While in [24] the restoration was considered as a single block of sending and receiving messages between agents, in [20, 25] it was divided into two steps: the first step is to identify an optimal configuration as a restoration target. The second step is defined as the restoration procedure. There, maintaining a certain level of security, a sequence of switching is made up in order to bring the faulted system into the target system obtained from the first step.

In [20] a MAS architecture is proposed for smart grid which does not have DG. The MAS is based on three types of agents:

  • Load agent: controls the load affected to it. It cooperates with the bus agent (BAg) as it is the responsible of the connection and the disconnection of the load in an emergency situation.

  • Facilitator agent (FAg): it is the responsible of the grids management and decisions making in the emergency situations.

  • Bus agent: it manages the coordination between FAg and LAg in order to determine an optimal structure of grid connection after a fault occurs.

5 Conclusion

The integration of the distributed generators, based essentially on renewable energies, in power systems push towards a distributed management and operation of electrical grids: the microgrids. This relevant change has prompted researches to opt for new techniques of control and management of microgrids, as distributed artificial intelligence techniques.

In this way, MASs, which proved their effectiveness in several fields, are increasingly used in microgrid operation. Indeed, MASs are specifically dedicated to distributed control of complex systems. That is why agents are designed with a strong capacity of autonomy. In addition, they have the ability to communicate, coordinate, and negotiate between themselves. Thus, MASs are effective in both management and restoration of microgrids.

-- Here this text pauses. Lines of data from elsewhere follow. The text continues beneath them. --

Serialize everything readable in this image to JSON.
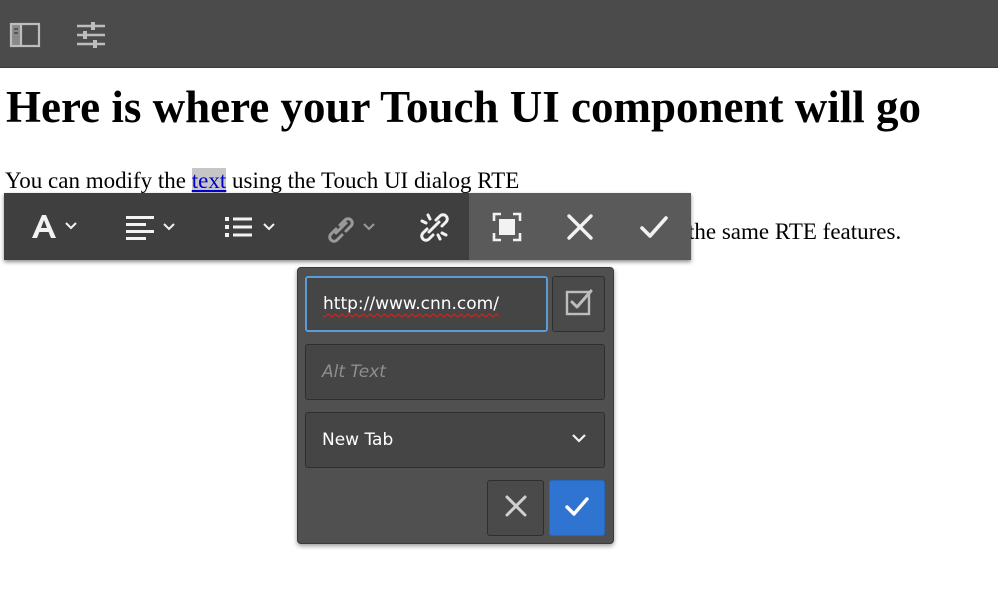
{
  "topbar": {
    "icons": [
      "side-panel-icon",
      "properties-sliders-icon"
    ]
  },
  "content": {
    "heading": "Here is where your Touch UI component will go",
    "para1_before": "You can modify the ",
    "para1_link": "text",
    "para1_after": " using the Touch UI dialog RTE",
    "para2_visible": "the same RTE features."
  },
  "rte_toolbar": {
    "buttons": [
      "format-icon",
      "justify-icon",
      "list-icon",
      "link-icon",
      "unlink-icon",
      "fullscreen-icon",
      "close-icon",
      "done-icon"
    ]
  },
  "link_dialog": {
    "url_value": "http://www.cnn.com/",
    "alt_placeholder": "Alt Text",
    "target_selected": "New Tab"
  },
  "colors": {
    "topbar": "#4b4b4b",
    "toolbar": "#3f3f3f",
    "toolbar_mode_group": "#5a5a5a",
    "popover": "#505050",
    "field_focus_border": "#5b9bd8",
    "apply_button": "#2f74d0",
    "link_text": "#0000cc"
  }
}
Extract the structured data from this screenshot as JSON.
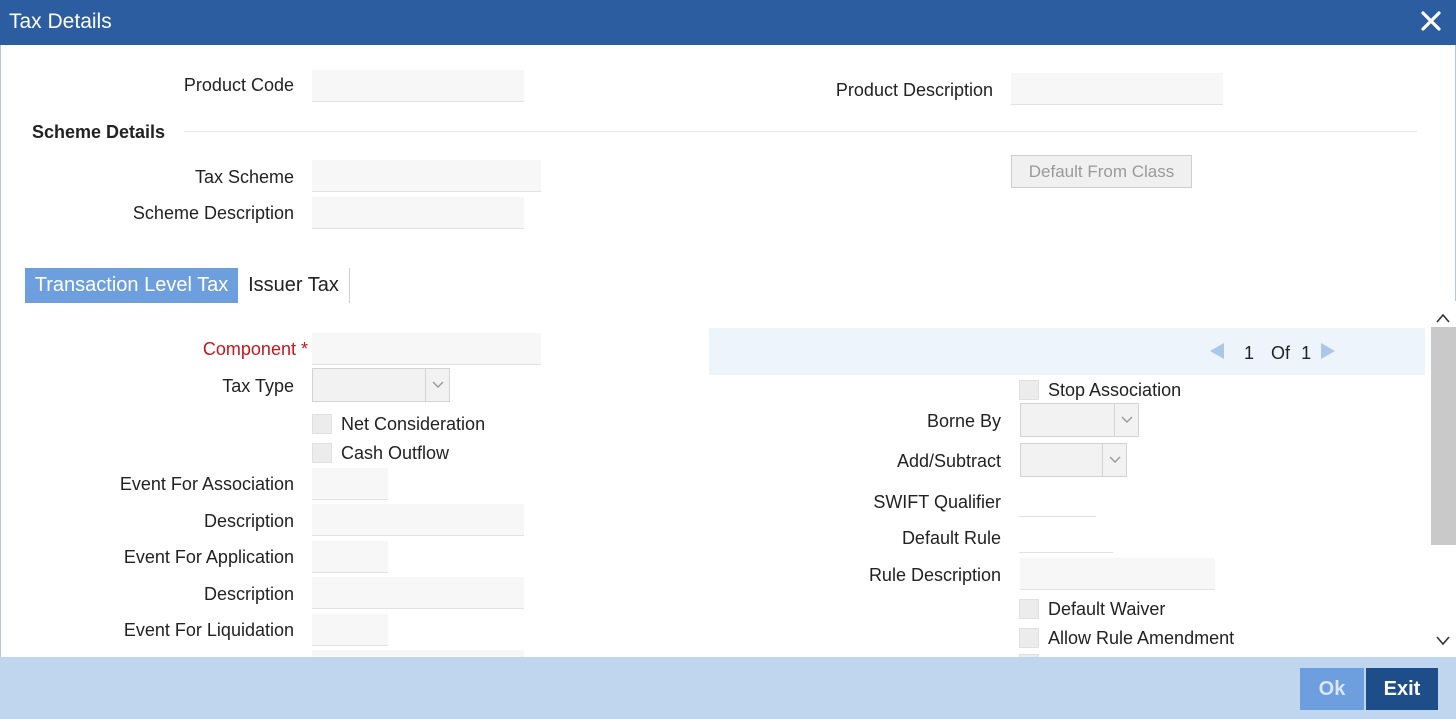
{
  "window": {
    "title": "Tax Details",
    "close_icon": "close-icon"
  },
  "header": {
    "product_code_label": "Product Code",
    "product_code_value": "",
    "product_description_label": "Product Description",
    "product_description_value": ""
  },
  "scheme": {
    "section_title": "Scheme Details",
    "tax_scheme_label": "Tax Scheme",
    "tax_scheme_value": "",
    "scheme_description_label": "Scheme Description",
    "scheme_description_value": "",
    "default_from_class_label": "Default From Class"
  },
  "tabs": [
    {
      "label": "Transaction Level Tax",
      "active": true
    },
    {
      "label": "Issuer Tax",
      "active": false
    }
  ],
  "left_form": {
    "component_label": "Component",
    "required_marker": "*",
    "tax_type_label": "Tax Type",
    "net_consideration_label": "Net Consideration",
    "cash_outflow_label": "Cash Outflow",
    "event_for_association_label": "Event For Association",
    "description_label": "Description",
    "event_for_application_label": "Event For Application",
    "event_for_liquidation_label": "Event For Liquidation"
  },
  "right_form": {
    "pager": {
      "current": "1",
      "of_label": "Of",
      "total": "1"
    },
    "stop_association_label": "Stop Association",
    "borne_by_label": "Borne By",
    "add_subtract_label": "Add/Subtract",
    "swift_qualifier_label": "SWIFT Qualifier",
    "default_rule_label": "Default Rule",
    "rule_description_label": "Rule Description",
    "default_waiver_label": "Default Waiver",
    "allow_rule_amendment_label": "Allow Rule Amendment"
  },
  "footer": {
    "ok_label": "Ok",
    "exit_label": "Exit"
  },
  "colors": {
    "titlebar": "#2c5da0",
    "tab_active": "#6d9ede",
    "footer": "#c0d6ee",
    "exit_button": "#1d4e8a",
    "required": "#c5161c"
  }
}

In this paper, some aspects on how MASs can be designed were addressed, especially from the point of view of two functions: management and dependability.

Concerning the microgrid management, some examples of MAS architectures for energy optimization, market operation, and improvement of environmental concerns whatever the operational mode of microgrid have been exposed.

Regarding the dependability, the robustness of MAS in fault detection and islanding, reconfiguration, restoration and predictive diagnosis of microgrids has been exposed.

The MAS technique, as presented in this paper, is very promising and can be an excellent candidate for microgrid operation in the future works, especially in predictive diagnosis, which is an issue, which has to be significantly studied and developed by researches.